Я провёл рукой по корешкам томов солярианской классики и уже хотел взять Гезе, когда неожиданно обнаружил незамеченный в прошлый раз потрёпанный томик Гравинского.
Я уселся в мягкое кресло. Было совсем тихо. За моей спиной Хари перелистывала какую-то книжку, я слышал лёгкий шелест страниц под её пальцами. Справочник Гравинского был сборником расположенных в алфавитном порядке соляристических гипотез. Компилятор, который ни разу даже не видел Соляриса, перерыл все монографии, протоколы экспедиций, отдельные статьи и предварительные сообщения, использовал работы планетологов, изучающих другие планеты, и создал каталог, несколько пугающий лапидарностью формулировок, которые становились тривиальными, убивая утончённую сложность породивших эти гипотезы мыслей. Впрочем, в смысле энциклопедичности это произведение представляло скорее ценность курьёза; оно было издано двадцать лет назад, и за это время выросла гора новых гипотез, которые не вместились бы ни в одну книгу. Из авторов, представленных в справочнике, в живых остались немногие, и, пожалуй, никто из них уже не занимался соляристикой активно. Всё это охватывающее самые разнообразные направления интеллектуальное богатство создавало впечатление, что какая-нибудь гипотеза просто обязана быть истинной, казалось невозможным, чтобы действительность была совершенно от них отличной, иной, чем мириады выдвинутых предположений. В предисловии к справочнику Гравинский поделил известные ему шестьдесят лет соляристики на периоды. Во время первого, начинающегося с момента открытия Соляриса, никто не предлагал гипотез сознательно. Тогда как-то интуитивно, с точки зрения, «здравого смысла», было принято, что океан является мёртвым химическим конгломератом, который обладает способностью создавать удивительные формы благодаря своей квазивулканической деятельности и своеобразному автоматизму процессов, стабилизирующих неустойчивую орбиту, подобно тому, как маятник удерживается в однажды заданной плоскости колебаний. Правда, уже через три года Мажино высказался за живую природу «студенистой машины», но Гравинский период биологических гипотез датировал лишь на девять лет позднее, когда предположение Мажино, находившегося до этого в полном одиночестве, стало завоёвывать многочисленных сторонников.
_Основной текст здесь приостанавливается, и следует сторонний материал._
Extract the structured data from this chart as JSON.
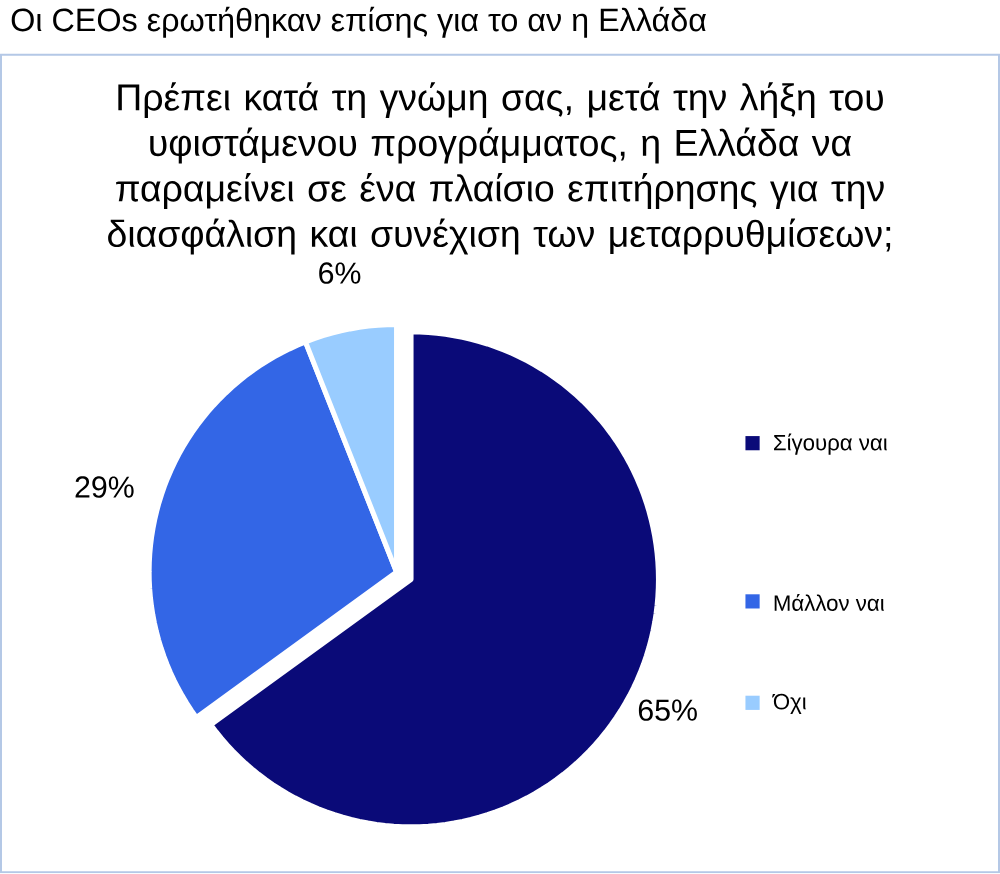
{
  "chart_data": {
    "type": "pie",
    "title": "Οι CEOs ερωτήθηκαν επίσης για το αν η Ελλάδα",
    "subtitle": "Πρέπει κατά τη γνώμη σας, μετά την λήξη του υφιστάμενου προγράμματος, η Ελλάδα να παραμείνει σε ένα πλαίσιο επιτήρησης για την διασφάλιση και συνέχιση των μεταρρυθμίσεων;",
    "categories": [
      "Σίγουρα ναι",
      "Μάλλον ναι",
      "Όχι"
    ],
    "values": [
      65,
      29,
      6
    ],
    "colors": [
      "#0a0a78",
      "#3366e6",
      "#99ccff"
    ],
    "value_labels": [
      "65%",
      "29%",
      "6%"
    ],
    "legend": "right"
  }
}
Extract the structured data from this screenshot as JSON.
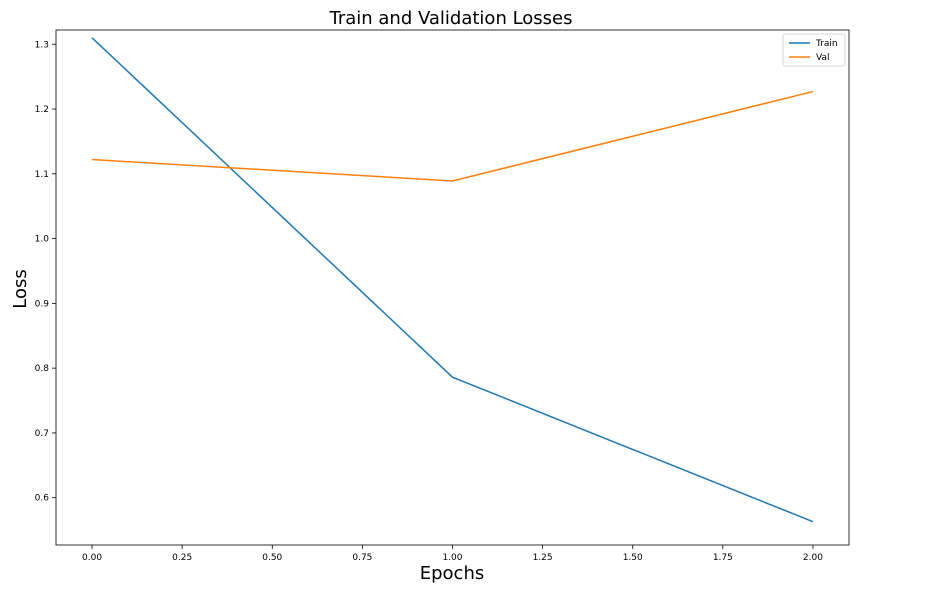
{
  "chart_data": {
    "type": "line",
    "title": "Train and Validation Losses",
    "xlabel": "Epochs",
    "ylabel": "Loss",
    "xlim": [
      -0.1,
      2.1
    ],
    "ylim": [
      0.527,
      1.322
    ],
    "xticks": [
      "0.00",
      "0.25",
      "0.50",
      "0.75",
      "1.00",
      "1.25",
      "1.50",
      "1.75",
      "2.00"
    ],
    "yticks": [
      "0.6",
      "0.7",
      "0.8",
      "0.9",
      "1.0",
      "1.1",
      "1.2",
      "1.3"
    ],
    "x": [
      0,
      1,
      2
    ],
    "series": [
      {
        "name": "Train",
        "color": "#1f77b4",
        "values": [
          1.31,
          0.786,
          0.563
        ]
      },
      {
        "name": "Val",
        "color": "#ff7f0e",
        "values": [
          1.122,
          1.089,
          1.227
        ]
      }
    ],
    "legend": "top-right",
    "grid": false
  }
}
Последующие годы изобиловали очень сложными, подкреплёнными биоматематическим анализом, подробными моделями теоретически живого океана.
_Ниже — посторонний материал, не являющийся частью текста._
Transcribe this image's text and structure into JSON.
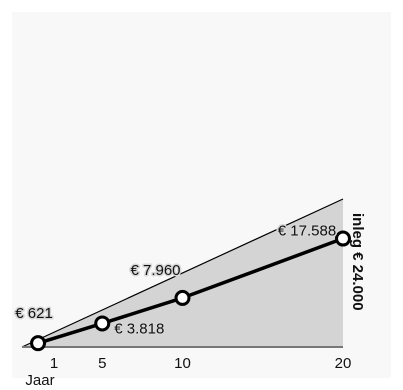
{
  "chart_data": {
    "type": "area",
    "title": "",
    "xlabel": "Jaar",
    "ylabel": "",
    "x": [
      1,
      5,
      10,
      20
    ],
    "x_tick_labels": [
      "1",
      "5",
      "10",
      "20"
    ],
    "series": [
      {
        "values": [
          621,
          3818,
          7960,
          17588
        ],
        "labels": [
          "€ 621",
          "€ 3.818",
          "€ 7.960",
          "€ 17.588"
        ]
      }
    ],
    "inleg": {
      "label": "inleg € 24.000",
      "x": [
        0,
        20
      ],
      "values": [
        0,
        24000
      ]
    },
    "xlim": [
      0,
      20
    ],
    "ylim": [
      0,
      24000
    ],
    "grid": false,
    "legend": "none"
  },
  "colors": {
    "area": "#d4d4d4",
    "line": "#000000",
    "marker_fill": "#ffffff",
    "panel": "#f8f8f8"
  }
}
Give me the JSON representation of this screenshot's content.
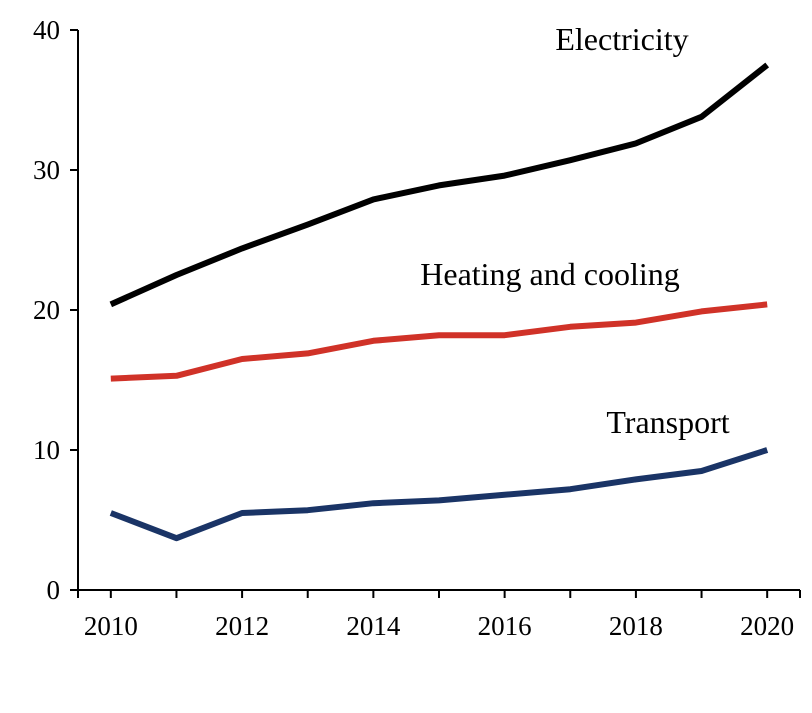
{
  "chart_data": {
    "type": "line",
    "title": "",
    "xlabel": "",
    "ylabel": "",
    "x": [
      2010,
      2011,
      2012,
      2013,
      2014,
      2015,
      2016,
      2017,
      2018,
      2019,
      2020
    ],
    "xlim": [
      2009.5,
      2020.5
    ],
    "ylim": [
      0,
      40
    ],
    "yticks": [
      0,
      10,
      20,
      30,
      40
    ],
    "xtick_labels": [
      "2010",
      "2012",
      "2014",
      "2016",
      "2018",
      "2020"
    ],
    "xtick_label_years": [
      2010,
      2012,
      2014,
      2016,
      2018,
      2020
    ],
    "grid": false,
    "legend": "none (direct labels)",
    "series": [
      {
        "name": "Electricity",
        "color": "#000000",
        "values": [
          20.4,
          22.5,
          24.4,
          26.1,
          27.9,
          28.9,
          29.6,
          30.7,
          31.9,
          33.8,
          37.5
        ]
      },
      {
        "name": "Heating and cooling",
        "color": "#d03228",
        "values": [
          15.1,
          15.3,
          16.5,
          16.9,
          17.8,
          18.2,
          18.2,
          18.8,
          19.1,
          19.9,
          20.4
        ]
      },
      {
        "name": "Transport",
        "color": "#1a3466",
        "values": [
          5.5,
          3.7,
          5.5,
          5.7,
          6.2,
          6.4,
          6.8,
          7.2,
          7.9,
          8.5,
          10.0
        ]
      }
    ]
  }
}
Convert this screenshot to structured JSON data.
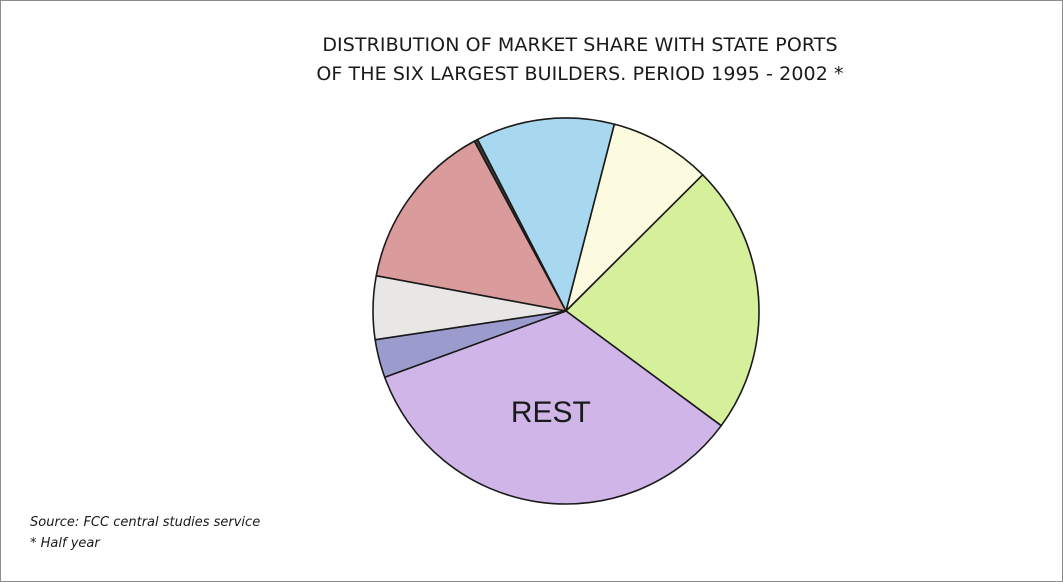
{
  "chart_data": {
    "type": "pie",
    "title_line1": "DISTRIBUTION OF MARKET SHARE WITH STATE PORTS",
    "title_line2": "OF THE SIX LARGEST BUILDERS. PERIOD 1995 - 2002 *",
    "start_angle_deg": -75.5,
    "direction": "clockwise",
    "slices": [
      {
        "label": "",
        "value": 8.5,
        "color": "#fcfbe0"
      },
      {
        "label": "",
        "value": 22.6,
        "color": "#d6ef9b"
      },
      {
        "label": "REST",
        "value": 34.3,
        "color": "#d0b6e8"
      },
      {
        "label": "",
        "value": 3.2,
        "color": "#9c9bcd"
      },
      {
        "label": "",
        "value": 5.3,
        "color": "#e9e6e6"
      },
      {
        "label": "",
        "value": 14.2,
        "color": "#d99b9b"
      },
      {
        "label": "",
        "value": 0.3,
        "color": "#3a3a3a"
      },
      {
        "label": "",
        "value": 11.6,
        "color": "#a8d8f0"
      }
    ]
  },
  "footnotes": {
    "source": "Source: FCC central studies service",
    "note": "* Half year"
  }
}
Третий период был отмечен распадом почти монолитного единства соляристики и появлением большого количества яростно соперничающих школ. Это было время деятельности Панмаллера, Страбли, Фрейхауза, Легрейе, Осиповича. Всё наследство Гезе было подвёрнуто тогда уничтожающей критике. Были созданы первые атласы, каталоги, стереофотографии симметриад, которые до тех пор считались формами, не поддающимися изучению; перелом наступил благодаря новым, дистанционно управляемым аппаратам, которые посылались в бурлящие бездны ежесекундно угрожающих взрывом колоссов. Тогда же появились гипотезы минималистов, гласящие, что если даже пресловутого «контакта» с «разумным чудовищем» установить не удастся, то и в этом случае изучение мимоидов и шарообразных гор, которые океан выбрасывает, чтобы затем вновь поглотить, принесёт весьма ценные химические и физикохимические знания, новые сведении о структуре гигантских молекул и т.д. Но со сторонниками подобных идей никто даже не вступал в полемику. Это был период, когда появились до сих пор не потерявшие своего значения каталоги типовых метаморфоз или биоплазматическая теория мимоидов Франка, которая, хоть и была отвергнута как ложная, всё же осталась великолепным примером интеллектуального размаха и логики.